A US e-commerce company is looking to tap into the demographic of fashionable young, tech-savvy women in China by selling them top brands through mobile messaging.

San Francisco-based startup, Operator, recently suspended its US service to focus on the Chinese market because of the “surging business” it has experienced since it expanded to China in November.

With their mobile shopping app, Chinese users are connected with US-based “experts” who provide recommendations, and the company’s team then sources and delivers the purchases. Online translation tools are available for customers who cannot understand English.

Most of the app’s Chinese users are women aged 25 to 35. Many are young mothers and professionals, said the company, which declined to disclose specific user numbers.

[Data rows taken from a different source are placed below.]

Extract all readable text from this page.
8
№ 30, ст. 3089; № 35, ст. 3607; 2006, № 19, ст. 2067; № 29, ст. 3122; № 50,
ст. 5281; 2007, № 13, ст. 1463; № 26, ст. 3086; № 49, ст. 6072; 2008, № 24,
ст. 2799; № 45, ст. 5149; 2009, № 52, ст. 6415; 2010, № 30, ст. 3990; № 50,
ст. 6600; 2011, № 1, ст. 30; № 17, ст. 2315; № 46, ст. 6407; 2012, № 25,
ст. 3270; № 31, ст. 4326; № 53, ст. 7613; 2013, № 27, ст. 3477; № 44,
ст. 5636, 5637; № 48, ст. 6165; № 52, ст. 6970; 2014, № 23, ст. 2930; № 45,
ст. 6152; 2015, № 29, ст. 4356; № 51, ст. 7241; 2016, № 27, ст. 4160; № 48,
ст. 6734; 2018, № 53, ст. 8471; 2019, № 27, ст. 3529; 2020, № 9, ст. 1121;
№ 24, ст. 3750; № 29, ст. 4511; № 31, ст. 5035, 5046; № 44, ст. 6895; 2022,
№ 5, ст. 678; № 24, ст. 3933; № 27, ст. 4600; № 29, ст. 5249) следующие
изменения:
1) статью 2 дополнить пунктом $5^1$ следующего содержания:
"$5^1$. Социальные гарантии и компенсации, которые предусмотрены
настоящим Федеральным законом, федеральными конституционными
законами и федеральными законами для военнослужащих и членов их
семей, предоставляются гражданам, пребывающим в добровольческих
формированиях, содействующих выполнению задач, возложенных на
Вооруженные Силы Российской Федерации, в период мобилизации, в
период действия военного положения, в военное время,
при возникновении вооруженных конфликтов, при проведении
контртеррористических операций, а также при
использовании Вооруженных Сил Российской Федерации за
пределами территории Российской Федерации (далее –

“We think Chinese customers have a big appetite for authentic goods and access to good products,” said Robin Chan, CEO and co-founder of Operator.

The most popular categories are fashion, beauty and baby goods. The company is working with hundreds of US brands for inventory.

“The demand for authentic products from the United States is very strong,” said Chan. “The key thing we are looking at is the healthiness of the market in terms of overall performance.”

Operator features the “conversational experience”.

“Conversational commerce is the next big wave in e-commerce because everybody has a smart phone and the most popular platform is messaging-China has WeChat and the US has Facebook messenger,” he said.

The shopping experience will be more like the conversation one has in a store, rather than the e-commerce experience, which is just clicking buttons, he explained.

The startup, which was founded in 2015, has so far raised $25 million in funding. It has recently closed $15 million in Series B financing to help fund its global expansion, starting with China.

“Chinese consumers will accelerate the entire global platform,” said Chan. “If you want to build a global company, you don’t think of China as an afterthought; you must start early.”